1 Lelucon Dewa (Part 1)

"Dadu telah dilempar...pedang telah dikeluarkan...kertas telah diikat dikaki merpati...peta telah dibuka dimeja...dan ratusan mata telah ditujukan pada satu arah…"

-Author pembuat Novel ini, Abed A.A. Raharman.

----JEAN BERRAU---

'Lelucon Dewa'

Satu persatu lembar kertas Jean buka dibuku ini.

Buku tersebut tebal dengan kertas besar disetiap halamannya, ditaruh diatas pahanya.

Dia sudah membaca semuanya berkali-kali, tapi entah kenapa dia membaca lagi hari ini.

Duduk dirinya dimeja dan kursi kayu ditepi danau kecil ini.

Suara burung bisa terdengar disekelilingnya.

Rumah yang lumayan besar berada dibelakangnya dengan dinding batu berwarna cream dan atap keramik hitam.

Dan hanya beberapa langkah dari rumahnya ditengah hutan ini, ada danau kecil ini yang segar didepannya.

Sayang atap rumahnya cukup sudah kusang sekarang dan penuh daun layu diatapnya.

Baik rumahnya dan danau kecil ini dikelilingi pohon-pohon.

Beberapa pohon tumbuh lebih tinggi dari rumahnya.

Dibulan ini, daun pohon-pohon disekitar rumahnya mulai berubah menjadi berwarna kuning.

Tahun-tahun gugur telah datang…

Dan setelah tahun gugur...tahun musim dingin akan datang..

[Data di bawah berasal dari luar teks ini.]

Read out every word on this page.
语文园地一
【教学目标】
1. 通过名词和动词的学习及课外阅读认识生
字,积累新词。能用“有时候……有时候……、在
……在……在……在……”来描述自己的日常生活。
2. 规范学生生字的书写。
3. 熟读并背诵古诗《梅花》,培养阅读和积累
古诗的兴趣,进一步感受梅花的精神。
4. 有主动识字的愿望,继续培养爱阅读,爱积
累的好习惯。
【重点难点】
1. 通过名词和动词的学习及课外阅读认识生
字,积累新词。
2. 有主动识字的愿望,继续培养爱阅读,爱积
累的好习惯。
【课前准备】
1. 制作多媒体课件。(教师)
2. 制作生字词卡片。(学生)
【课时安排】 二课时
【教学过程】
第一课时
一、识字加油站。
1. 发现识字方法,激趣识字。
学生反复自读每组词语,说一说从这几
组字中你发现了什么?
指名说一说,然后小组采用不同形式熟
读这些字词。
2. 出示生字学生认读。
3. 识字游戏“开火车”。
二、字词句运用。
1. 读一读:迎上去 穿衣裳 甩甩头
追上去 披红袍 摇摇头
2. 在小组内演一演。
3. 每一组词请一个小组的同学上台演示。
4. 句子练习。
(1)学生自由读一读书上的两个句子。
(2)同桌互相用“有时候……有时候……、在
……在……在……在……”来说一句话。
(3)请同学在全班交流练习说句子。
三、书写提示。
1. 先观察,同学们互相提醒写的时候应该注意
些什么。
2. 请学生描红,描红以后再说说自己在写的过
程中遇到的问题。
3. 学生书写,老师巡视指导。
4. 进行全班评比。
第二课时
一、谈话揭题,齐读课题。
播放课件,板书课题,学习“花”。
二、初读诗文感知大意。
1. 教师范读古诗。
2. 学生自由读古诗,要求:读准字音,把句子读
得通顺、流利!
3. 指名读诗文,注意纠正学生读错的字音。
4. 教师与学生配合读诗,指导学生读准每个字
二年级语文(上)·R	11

Jean ingat tahun musim dingin 14 tahun yang lalu...tahun yang indah sekaligus buruk..

Bubuk putih dingin turun dari atas angkasa..dan ketika jatuh ketangannya itu berubah menjadi air..

Beberapa daerah kelaparan...beberapa berpesta dan bersenang-senang merayakan kemenangan mereka melawan Tyronia.

Dan tahun yang sama dengan semua 24 tahun ini bagi dirinya...tahun pengasingan..

Inilah yang ia sudah habiskan waktu dipengasingan selama bertahun-tahun.

Dirinya bosan dan ingin melakukan petualangan.

Baginya petualangan didunia nyata itu berbahaya dan membuat kita merasakan pengalaman.

Tapi membaca buku bisa membuat kita merasakan pengalaman yang sama dan tak membuat kita lumpuh atau dalam bahaya.

Itulah manfaat buku baginya.

Mengisi waktu..

"Hahh…" ,hela nafas Jean.

Tuk

Jean taruh buku tersebut dimeja dengan suara tebalnya buku terdengar.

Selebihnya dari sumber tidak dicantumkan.